The design of the scheme brings us to a more vexing issue. This scheme is so badly designed there’s a real question as to whether it is worth establishing. This is one issue on which greenhouse sceptics and ardent greenies can be in furious agreement: the Government’s ETS is profoundly flawed. Two groups previously excluded from free permits — the coal-fired power industry and industries between 1000-1500t per million dollars revenue, will now have access to them (the coal industry will get $3.9b worth of free permits over five years — not $3.9b in cash, as a lot of us thought yesterday). Throw in that a change to the formula to enable firms to use value added instead of revenue in determining eligibility will mean more firms will qualify for 90% free permits, and the scheme will commence with minimal incentive for our biggest polluters to cut back.

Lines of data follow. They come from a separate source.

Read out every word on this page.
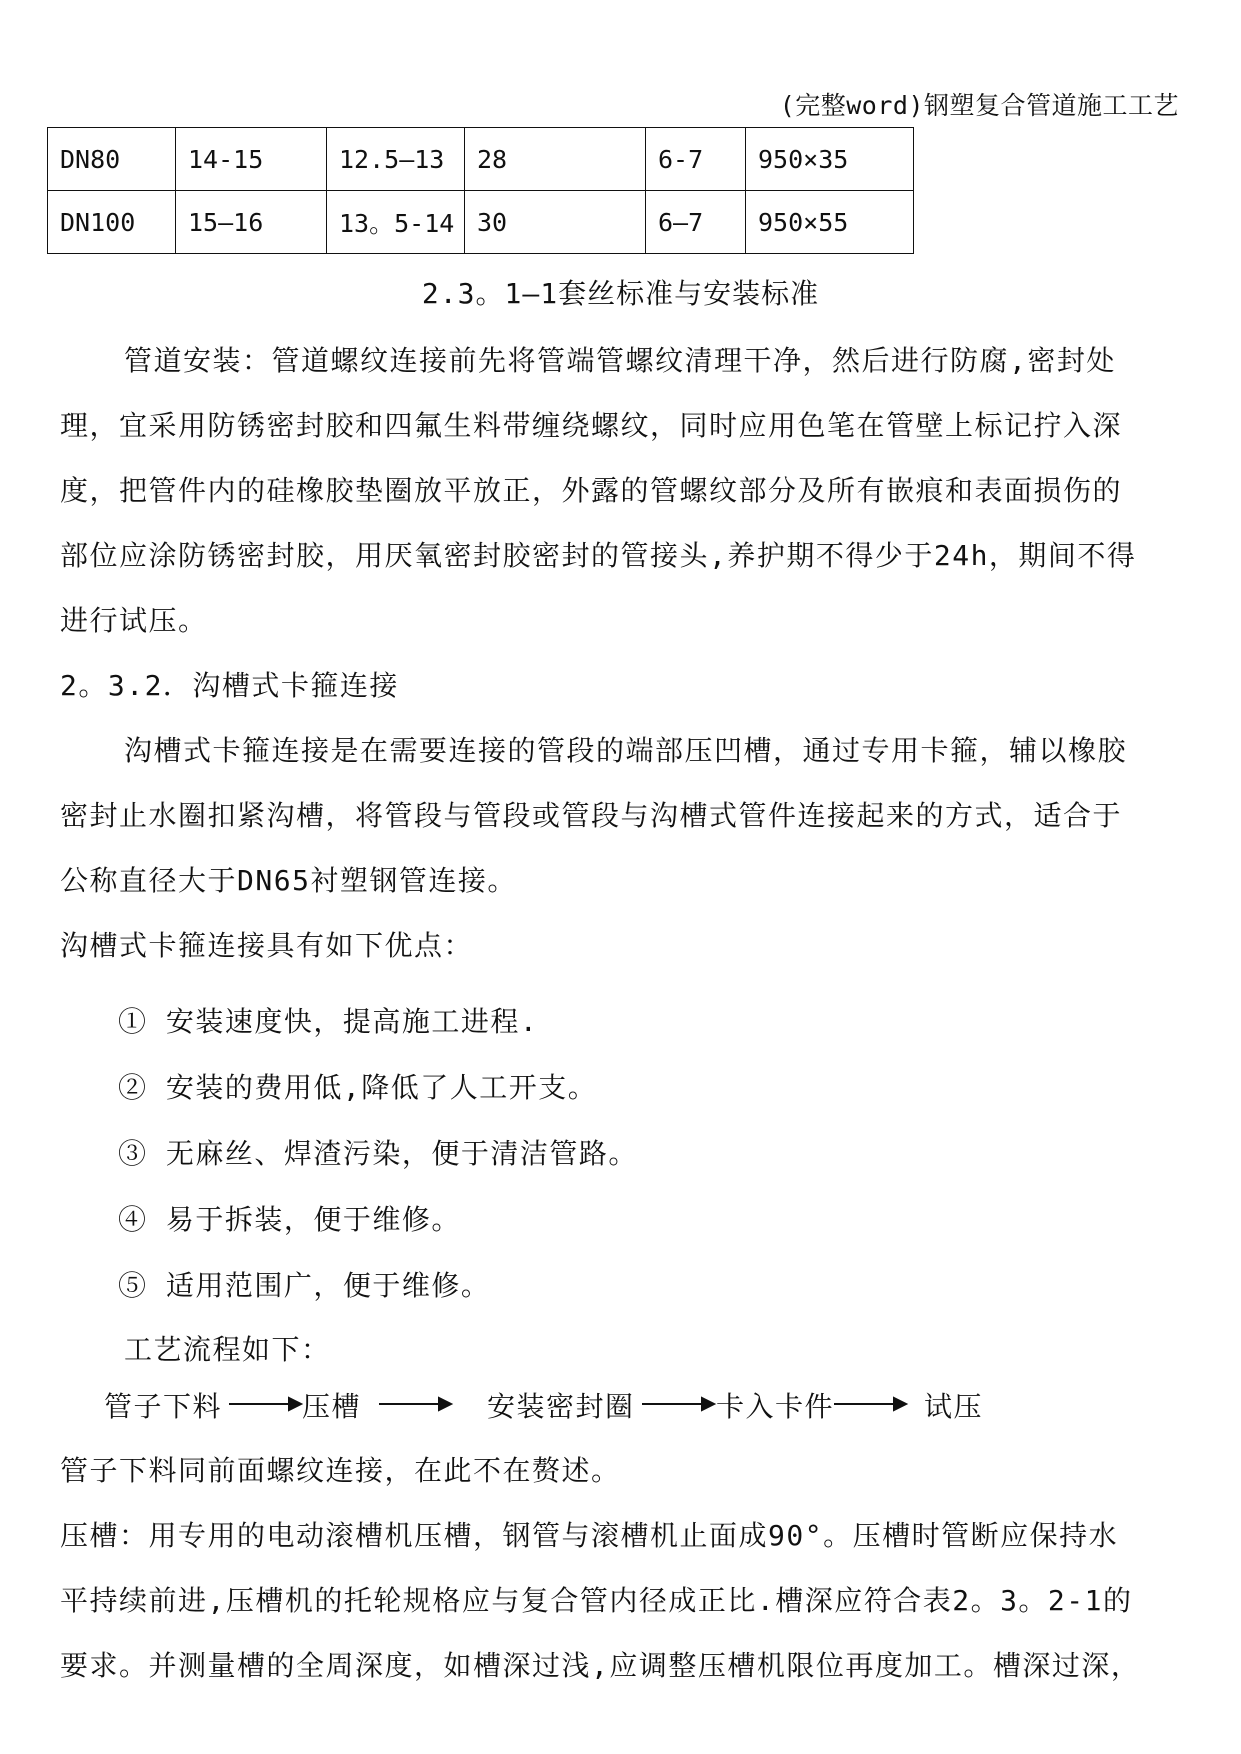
(完整word)钢塑复合管道施工工艺
DN80	14-15	12.5—13	28	6-7	950×35
DN100	15—16	13。5-14	30	6—7	950×55
2.3。1—1套丝标准与安装标准
管道安装：管道螺纹连接前先将管端管螺纹清理干净，然后进行防腐,密封处
理，宜采用防锈密封胶和四氟生料带缠绕螺纹，同时应用色笔在管壁上标记拧入深
度，把管件内的硅橡胶垫圈放平放正，外露的管螺纹部分及所有嵌痕和表面损伤的
部位应涂防锈密封胶，用厌氧密封胶密封的管接头,养护期不得少于24h，期间不得
进行试压。
2。3.2．沟槽式卡箍连接
沟槽式卡箍连接是在需要连接的管段的端部压凹槽，通过专用卡箍，辅以橡胶
密封止水圈扣紧沟槽，将管段与管段或管段与沟槽式管件连接起来的方式，适合于
公称直径大于DN65衬塑钢管连接。
沟槽式卡箍连接具有如下优点：
① 安装速度快，提高施工进程.
② 安装的费用低,降低了人工开支。
③ 无麻丝、焊渣污染，便于清洁管路。
④ 易于拆装，便于维修。
⑤ 适用范围广，便于维修。
工艺流程如下：
管子下料	压槽	安装密封圈	卡入卡件	试压
管子下料同前面螺纹连接，在此不在赘述。
压槽：用专用的电动滚槽机压槽，钢管与滚槽机止面成90°。压槽时管断应保持水
平持续前进,压槽机的托轮规格应与复合管内径成正比.槽深应符合表2。3。2-1的
要求。并测量槽的全周深度，如槽深过浅,应调整压槽机限位再度加工。槽深过深，
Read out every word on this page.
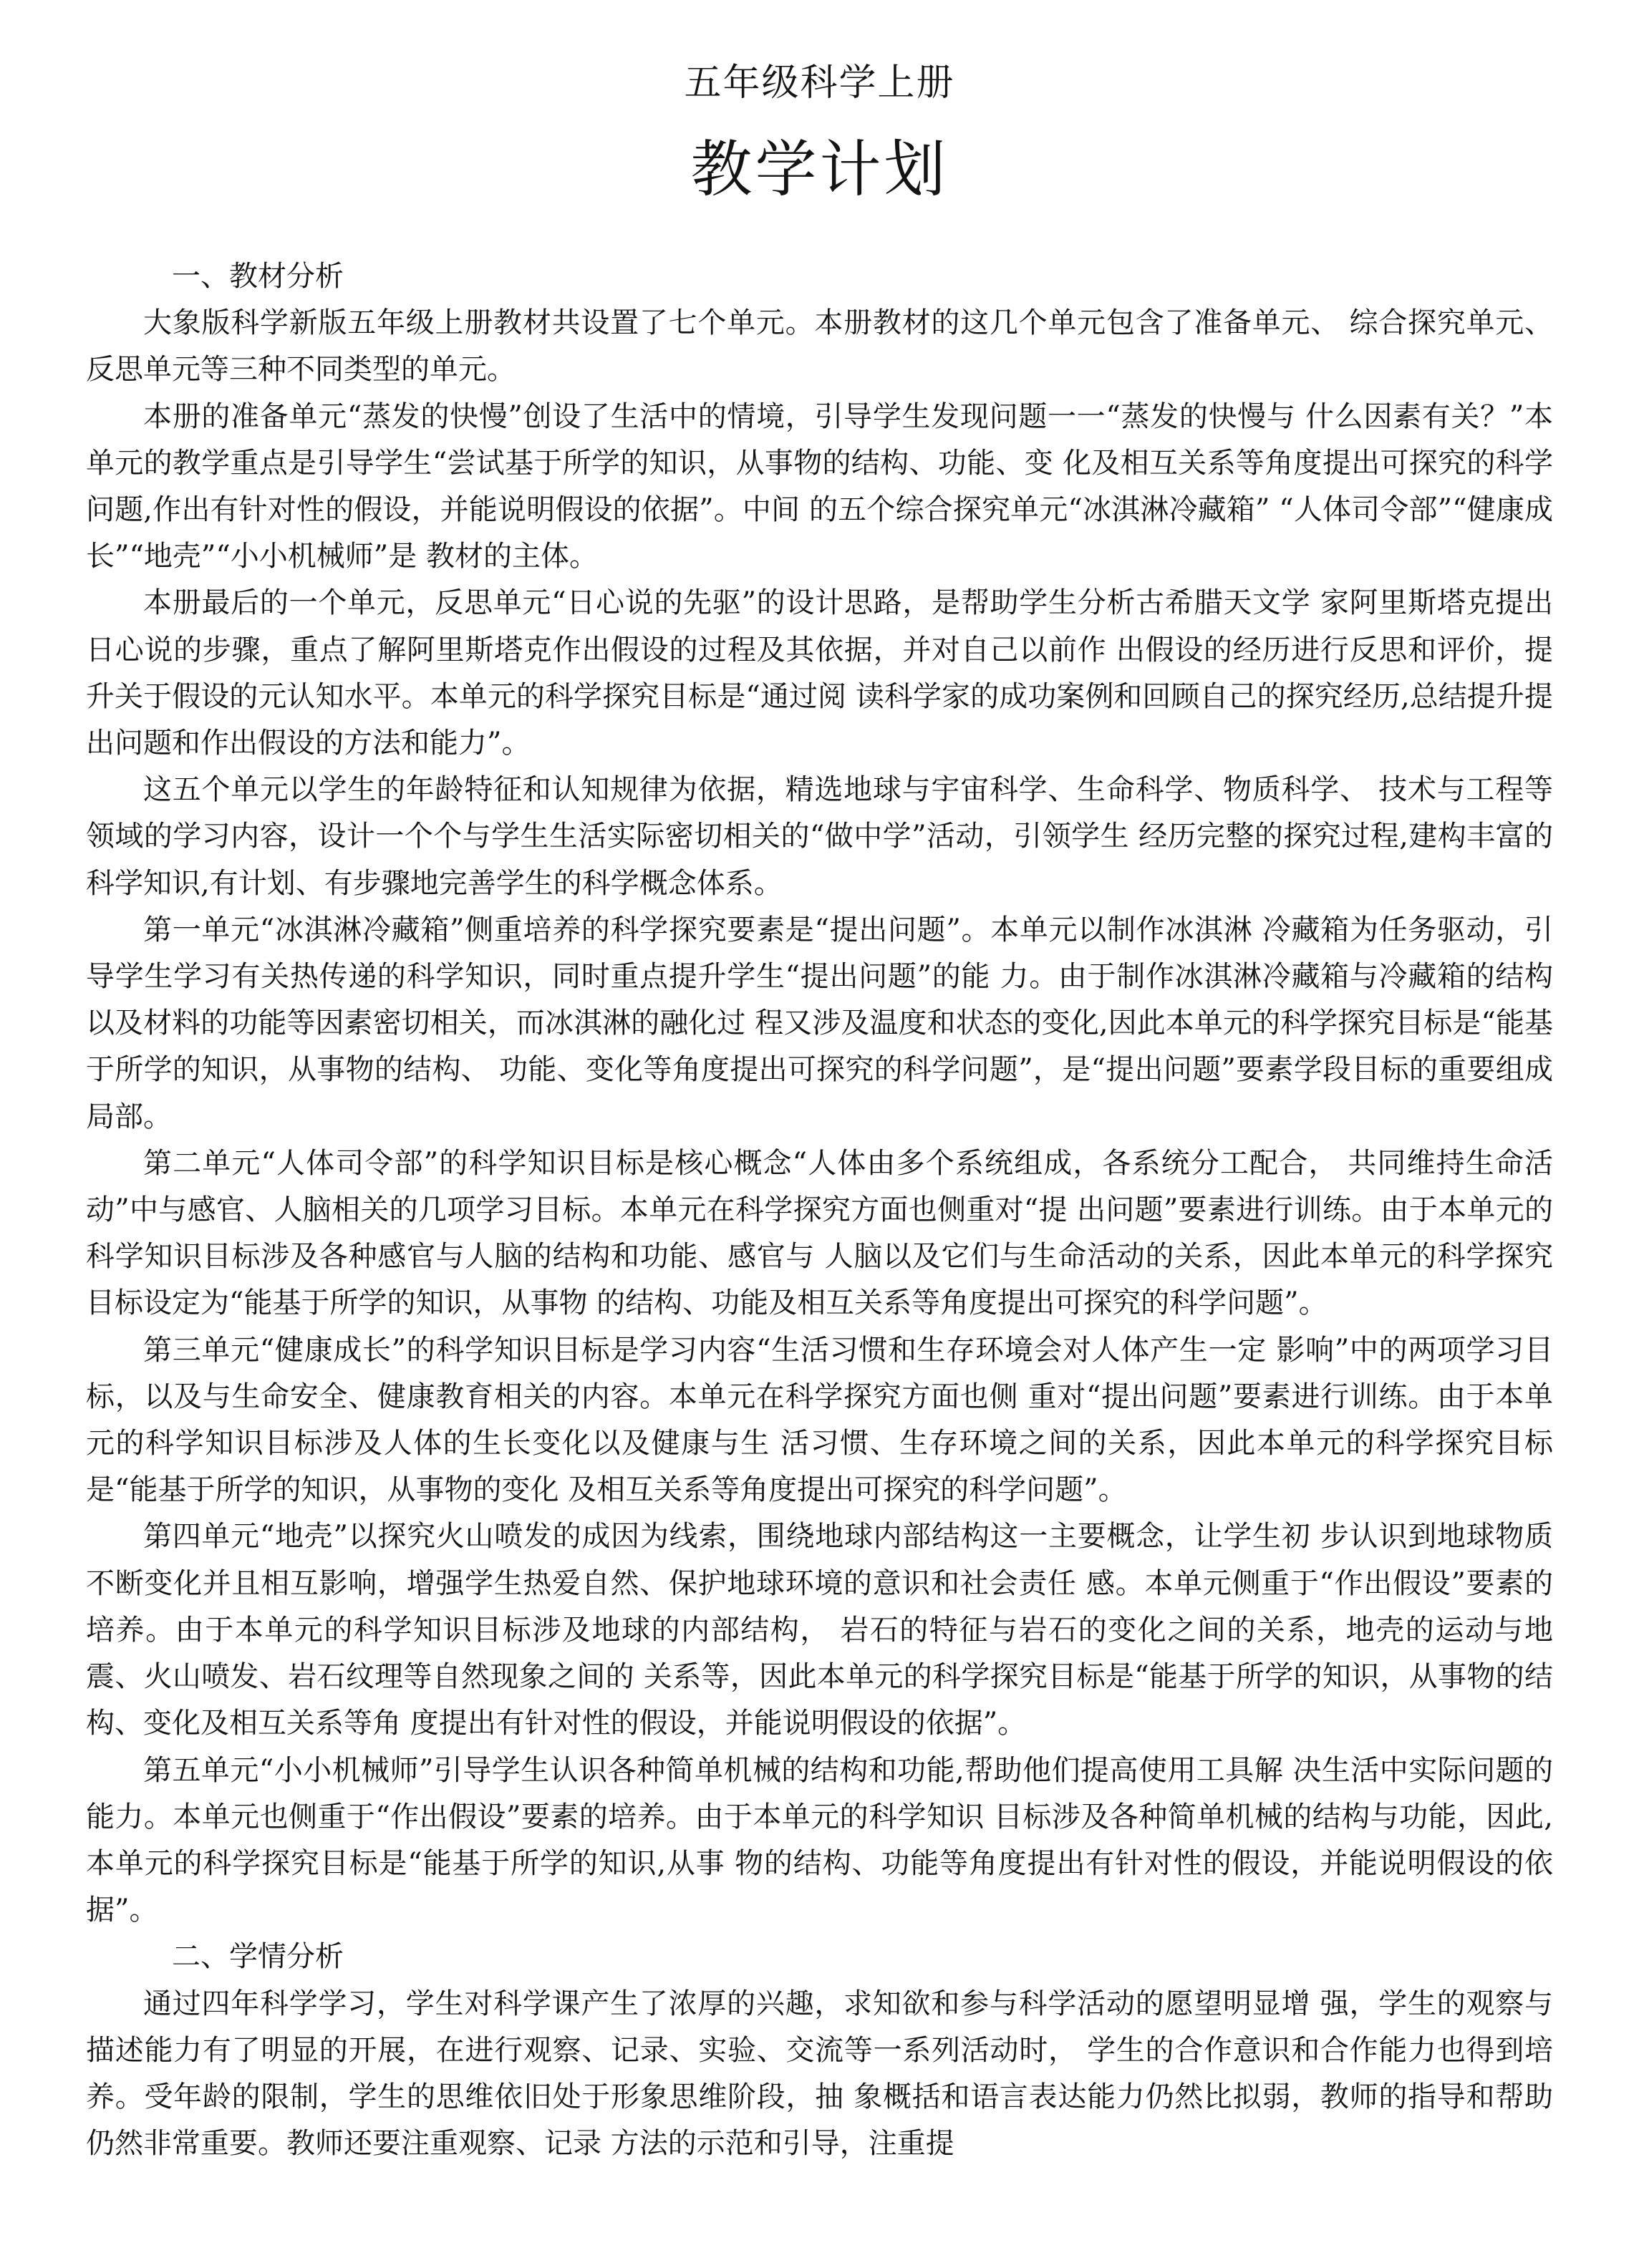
五年级科学上册
教学计划

一、教材分析

大象版科学新版五年级上册教材共设置了七个单元。本册教材的这几个单元包含了准备单元、 综合探究单元、反思单元等三种不同类型的单元。

本册的准备单元“蒸发的快慢”创设了生活中的情境，引导学生发现问题一一“蒸发的快慢与 什么因素有关？”本单元的教学重点是引导学生“尝试基于所学的知识，从事物的结构、功能、变 化及相互关系等角度提出可探究的科学问题,作出有针对性的假设，并能说明假设的依据”。中间 的五个综合探究单元“冰淇淋冷藏箱” “人体司令部”“健康成长”“地壳”“小小机械师”是 教材的主体。

本册最后的一个单元，反思单元“日心说的先驱”的设计思路，是帮助学生分析古希腊天文学 家阿里斯塔克提出日心说的步骤，重点了解阿里斯塔克作出假设的过程及其依据，并对自己以前作 出假设的经历进行反思和评价，提升关于假设的元认知水平。本单元的科学探究目标是“通过阅 读科学家的成功案例和回顾自己的探究经历,总结提升提出问题和作出假设的方法和能力”。

这五个单元以学生的年龄特征和认知规律为依据，精选地球与宇宙科学、生命科学、物质科学、 技术与工程等领域的学习内容，设计一个个与学生生活实际密切相关的“做中学”活动，引领学生 经历完整的探究过程,建构丰富的科学知识,有计划、有步骤地完善学生的科学概念体系。

第一单元“冰淇淋冷藏箱”侧重培养的科学探究要素是“提出问题”。本单元以制作冰淇淋 冷藏箱为任务驱动，引导学生学习有关热传递的科学知识，同时重点提升学生“提出问题”的能 力。由于制作冰淇淋冷藏箱与冷藏箱的结构以及材料的功能等因素密切相关，而冰淇淋的融化过 程又涉及温度和状态的变化,因此本单元的科学探究目标是“能基于所学的知识，从事物的结构、 功能、变化等角度提出可探究的科学问题”，是“提出问题”要素学段目标的重要组成局部。

第二单元“人体司令部”的科学知识目标是核心概念“人体由多个系统组成，各系统分工配合， 共同维持生命活动”中与感官、人脑相关的几项学习目标。本单元在科学探究方面也侧重对“提 出问题”要素进行训练。由于本单元的科学知识目标涉及各种感官与人脑的结构和功能、感官与 人脑以及它们与生命活动的关系，因此本单元的科学探究目标设定为“能基于所学的知识，从事物 的结构、功能及相互关系等角度提出可探究的科学问题”。

第三单元“健康成长”的科学知识目标是学习内容“生活习惯和生存环境会对人体产生一定 影响”中的两项学习目标，以及与生命安全、健康教育相关的内容。本单元在科学探究方面也侧 重对“提出问题”要素进行训练。由于本单元的科学知识目标涉及人体的生长变化以及健康与生 活习惯、生存环境之间的关系，因此本单元的科学探究目标是“能基于所学的知识，从事物的变化 及相互关系等角度提出可探究的科学问题”。

第四单元“地壳”以探究火山喷发的成因为线索，围绕地球内部结构这一主要概念，让学生初 步认识到地球物质不断变化并且相互影响，增强学生热爱自然、保护地球环境的意识和社会责任 感。本单元侧重于“作出假设”要素的培养。由于本单元的科学知识目标涉及地球的内部结构， 岩石的特征与岩石的变化之间的关系，地壳的运动与地震、火山喷发、岩石纹理等自然现象之间的 关系等，因此本单元的科学探究目标是“能基于所学的知识，从事物的结构、变化及相互关系等角 度提出有针对性的假设，并能说明假设的依据”。

第五单元“小小机械师”引导学生认识各种简单机械的结构和功能,帮助他们提高使用工具解 决生活中实际问题的能力。本单元也侧重于“作出假设”要素的培养。由于本单元的科学知识 目标涉及各种简单机械的结构与功能，因此,本单元的科学探究目标是“能基于所学的知识,从事 物的结构、功能等角度提出有针对性的假设，并能说明假设的依据”。

二、学情分析

通过四年科学学习，学生对科学课产生了浓厚的兴趣，求知欲和参与科学活动的愿望明显增 强，学生的观察与描述能力有了明显的开展，在进行观察、记录、实验、交流等一系列活动时， 学生的合作意识和合作能力也得到培养。受年龄的限制，学生的思维依旧处于形象思维阶段，抽 象概括和语言表达能力仍然比拟弱，教师的指导和帮助仍然非常重要。教师还要注重观察、记录 方法的示范和引导，注重提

It starts off thus flawed and gets worse. Under the Green Paper, the proportion of free permits was capped at 30%, which at least constrained our most polluting industries to find more efficient and less carbon-intensive ways of operating if they wanted to expand. Under the White Paper, the supply of free permits simply increases as our heaviest polluters expand. As Martin Parkinson, head of the Climate Change department said yesterday, this has potentially serious consequences for scheme revenue. It also means that there’s a real danger that at some point in a few years’ time, more permits will be given away to heavy polluters than auctioned for use by those with low emissions.

Well done, Mr Rudd — you’ve invented a scheme that actually punishes low emitters and rewards heavy emitters.

If this is going to be the ETS, it’s time to ditch it. The benefits of a market-based approach have been surrendered to the whingeing of our biggest polluters. Our corporate sector and politicians aren’t up to implementing such a significant reform. We should switch to a carbon tax or, what the hell, simply pick technological winners and hope.